Les gens de notre ville disaient souvent que Rebecca avait le visage de sa mère.
— Sauf les yeux verts — ai-je dit. — Ils l’ont toujours distinguée des autres.
Carol a détourné le regard.
— Oui. Beaucoup.
Elle s’est tue un instant.
— Ta mère aurait été heureuse de la voir adulte.
J’ai pensé à ma mère Ruth, décédée dix ans plus tôt.
La moitié de Millfield l’appelait encore sainte. Pendant quarante ans, elle avait enseigné à l’école du dimanche et n’avait jamais oublié de préparer un gratin pour le voisin qui traversait une période difficile.
— Maman l’aurait gâtée.
Les doigts de Carol se sont resserrés sur ma main.
— Walt, j’ai été une bonne épouse pour toi, n’est-ce pas ?
Cette question m’a complètement pris au dépourvu.
— Tu as été la meilleure chose qui me soit jamais arrivée.
Ses yeux se sont remplis de larmes.
— Tu dois me promettre quelque chose. Dis « oui » avant que je te dise de quoi il s’agit.
Après trente-six ans de mariage, je n’ai même pas réfléchi.
— Tout ce que tu veux.
Carol a lentement pris une inspiration.
— Retrouve Anna, s’il te plaît. Quand tu la trouveras, tu comprendras tout. Et je te prie… pardonne-moi d’avance.
Ce prénom m’a frappé comme une pierre jetée dans une eau calme.
Anna.
La femme que je n’avais pas vue depuis quarante ans.
— Carol, de quoi parles-tu ? Quelle Anna ? Pourquoi devrais-je te pardonner ?
Elle a seulement secoué la tête et serré les lèvres, comme si les mots eux-mêmes pouvaient tout détruire.
Une infirmière est apparue dans l’embrasure de la porte et a dit calmement mais fermement que Carol devait se reposer.
Je me suis penché, j’ai embrassé ma femme sur le front et je suis sorti dans le couloir, sentant mon cœur battre contre mes côtes.
Trois jours plus tard, Carol est morte.
La maison de Maple Street semblait vide d’une manière que je ne pouvais même pas imaginer.

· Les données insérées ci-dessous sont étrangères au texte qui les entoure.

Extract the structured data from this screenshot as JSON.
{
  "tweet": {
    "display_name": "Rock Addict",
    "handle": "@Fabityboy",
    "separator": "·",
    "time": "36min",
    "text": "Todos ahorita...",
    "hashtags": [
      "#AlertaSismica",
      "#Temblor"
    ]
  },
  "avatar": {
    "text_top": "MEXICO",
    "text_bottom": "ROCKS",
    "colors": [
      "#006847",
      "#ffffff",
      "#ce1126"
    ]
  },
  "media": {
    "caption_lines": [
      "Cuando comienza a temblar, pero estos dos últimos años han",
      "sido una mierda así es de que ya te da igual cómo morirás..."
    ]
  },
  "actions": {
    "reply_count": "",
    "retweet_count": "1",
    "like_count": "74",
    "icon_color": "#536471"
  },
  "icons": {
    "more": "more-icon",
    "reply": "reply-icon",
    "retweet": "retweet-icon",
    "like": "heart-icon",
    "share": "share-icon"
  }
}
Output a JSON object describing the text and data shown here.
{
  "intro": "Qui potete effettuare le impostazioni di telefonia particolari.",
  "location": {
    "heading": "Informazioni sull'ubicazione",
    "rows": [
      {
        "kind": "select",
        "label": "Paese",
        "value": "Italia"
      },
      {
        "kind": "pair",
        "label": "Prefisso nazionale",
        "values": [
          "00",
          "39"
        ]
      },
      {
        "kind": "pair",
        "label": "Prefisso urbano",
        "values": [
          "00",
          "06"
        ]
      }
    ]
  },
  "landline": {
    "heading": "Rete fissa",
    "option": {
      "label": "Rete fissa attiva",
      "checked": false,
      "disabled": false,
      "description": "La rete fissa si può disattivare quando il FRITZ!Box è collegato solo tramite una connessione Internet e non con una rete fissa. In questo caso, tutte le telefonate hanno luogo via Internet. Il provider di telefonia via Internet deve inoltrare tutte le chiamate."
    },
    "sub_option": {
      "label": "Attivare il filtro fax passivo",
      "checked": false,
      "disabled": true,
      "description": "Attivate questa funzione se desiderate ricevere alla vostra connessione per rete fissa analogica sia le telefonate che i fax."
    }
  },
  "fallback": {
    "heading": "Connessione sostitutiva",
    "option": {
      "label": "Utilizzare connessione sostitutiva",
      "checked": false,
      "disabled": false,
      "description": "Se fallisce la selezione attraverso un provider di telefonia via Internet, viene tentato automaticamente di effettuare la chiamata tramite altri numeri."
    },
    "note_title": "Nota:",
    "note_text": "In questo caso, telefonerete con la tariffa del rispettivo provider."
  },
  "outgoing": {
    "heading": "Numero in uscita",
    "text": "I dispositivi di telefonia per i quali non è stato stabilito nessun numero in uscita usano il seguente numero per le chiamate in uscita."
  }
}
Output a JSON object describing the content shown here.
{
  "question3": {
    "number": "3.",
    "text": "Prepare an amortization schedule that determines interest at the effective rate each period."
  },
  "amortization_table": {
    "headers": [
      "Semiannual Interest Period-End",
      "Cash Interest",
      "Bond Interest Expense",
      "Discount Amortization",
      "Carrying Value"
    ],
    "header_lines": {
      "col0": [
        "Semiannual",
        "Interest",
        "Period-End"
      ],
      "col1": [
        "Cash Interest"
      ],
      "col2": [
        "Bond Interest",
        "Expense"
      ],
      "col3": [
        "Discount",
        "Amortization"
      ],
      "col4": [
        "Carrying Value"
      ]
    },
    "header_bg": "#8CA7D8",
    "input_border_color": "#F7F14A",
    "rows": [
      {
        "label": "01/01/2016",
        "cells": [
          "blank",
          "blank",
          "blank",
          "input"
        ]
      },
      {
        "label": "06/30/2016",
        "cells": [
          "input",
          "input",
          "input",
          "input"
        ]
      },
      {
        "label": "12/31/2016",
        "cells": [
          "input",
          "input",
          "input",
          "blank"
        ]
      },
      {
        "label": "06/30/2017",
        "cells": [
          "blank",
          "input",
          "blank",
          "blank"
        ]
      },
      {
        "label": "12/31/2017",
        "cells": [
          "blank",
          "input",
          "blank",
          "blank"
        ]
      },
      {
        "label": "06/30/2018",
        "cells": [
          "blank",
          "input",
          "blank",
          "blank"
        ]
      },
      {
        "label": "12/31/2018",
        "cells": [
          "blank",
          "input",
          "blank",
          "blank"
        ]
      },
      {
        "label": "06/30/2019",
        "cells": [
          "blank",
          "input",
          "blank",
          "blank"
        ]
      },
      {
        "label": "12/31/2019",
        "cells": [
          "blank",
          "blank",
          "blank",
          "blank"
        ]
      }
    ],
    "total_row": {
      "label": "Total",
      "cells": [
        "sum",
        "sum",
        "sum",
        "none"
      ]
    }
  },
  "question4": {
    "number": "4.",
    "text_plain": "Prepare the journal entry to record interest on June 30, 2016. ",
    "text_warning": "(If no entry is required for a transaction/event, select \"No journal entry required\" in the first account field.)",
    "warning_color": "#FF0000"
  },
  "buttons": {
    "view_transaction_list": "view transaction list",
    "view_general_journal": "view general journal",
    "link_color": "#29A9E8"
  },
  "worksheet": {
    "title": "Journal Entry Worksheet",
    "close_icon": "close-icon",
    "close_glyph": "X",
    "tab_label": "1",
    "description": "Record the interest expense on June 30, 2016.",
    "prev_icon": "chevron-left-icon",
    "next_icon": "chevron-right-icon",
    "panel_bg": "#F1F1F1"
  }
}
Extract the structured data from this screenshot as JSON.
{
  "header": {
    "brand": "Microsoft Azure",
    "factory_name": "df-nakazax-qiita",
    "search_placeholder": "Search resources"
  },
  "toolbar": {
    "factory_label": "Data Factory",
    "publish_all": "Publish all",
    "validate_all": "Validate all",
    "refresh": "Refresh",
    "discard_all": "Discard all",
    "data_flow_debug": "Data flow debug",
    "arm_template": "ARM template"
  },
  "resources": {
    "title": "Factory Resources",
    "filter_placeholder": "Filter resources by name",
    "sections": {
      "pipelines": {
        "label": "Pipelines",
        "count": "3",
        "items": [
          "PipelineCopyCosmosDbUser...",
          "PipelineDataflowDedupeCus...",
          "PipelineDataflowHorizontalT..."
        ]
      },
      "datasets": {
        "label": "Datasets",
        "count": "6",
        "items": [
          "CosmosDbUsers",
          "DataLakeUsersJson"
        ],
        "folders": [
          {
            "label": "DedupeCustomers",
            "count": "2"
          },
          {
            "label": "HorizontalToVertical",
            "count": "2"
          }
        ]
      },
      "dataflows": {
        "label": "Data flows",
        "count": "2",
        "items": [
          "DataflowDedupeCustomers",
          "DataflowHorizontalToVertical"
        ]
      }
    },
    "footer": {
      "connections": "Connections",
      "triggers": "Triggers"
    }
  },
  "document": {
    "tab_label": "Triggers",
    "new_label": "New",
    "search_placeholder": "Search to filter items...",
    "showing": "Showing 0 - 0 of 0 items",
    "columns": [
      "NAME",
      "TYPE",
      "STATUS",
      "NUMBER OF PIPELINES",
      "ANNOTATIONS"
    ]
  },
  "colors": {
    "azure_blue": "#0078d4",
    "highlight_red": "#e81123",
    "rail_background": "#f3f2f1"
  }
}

Ses lunettes de lecture étaient encore posées sur l’accoudoir du fauteuil. Une grille de mots croisés inachevée était restée sur la table de la cuisine.
Retrouve Anna.
Le problème, c’est qu’Anna avait été mon premier amour.
Je l’avais demandée en mariage en 1985.
Sa réponse était arrivée dans une lettre.
« Je ne peux pas être avec toi, Walt. Pas maintenant que tu t’apprêtes à partir. Je t’en prie, ne viens pas et n’essaie pas de me retrouver. »
Pendant quarante ans, j’ai cru Anna.
Pendant deux semaines, j’ai essayé de me convaincre que Carol était sous l’effet des médicaments et ne savait pas vraiment ce qu’elle disait.
Mais chaque nuit, j’entendais sa voix.
« Pardonne-moi d’avance. »
Pourquoi devais-je lui pardonner ?
« Je ne peux pas être avec toi, Walt. »
J’ai commencé à chercher d’anciens camarades d’université, jusqu’à ce que l’un d’eux me donne le numéro de Diana — l’une des meilleures amies d’Anna à l’époque.
Dès que j’ai prononcé le nom d’Anna, Diana s’est tue.
— Je n’ai rien à te dire à son sujet.
Elle a raccroché.
Une semaine plus tard, elle m’a rappelé d’elle-même.
— La sœur d’Anna a épousé un homme de Pittsburgh.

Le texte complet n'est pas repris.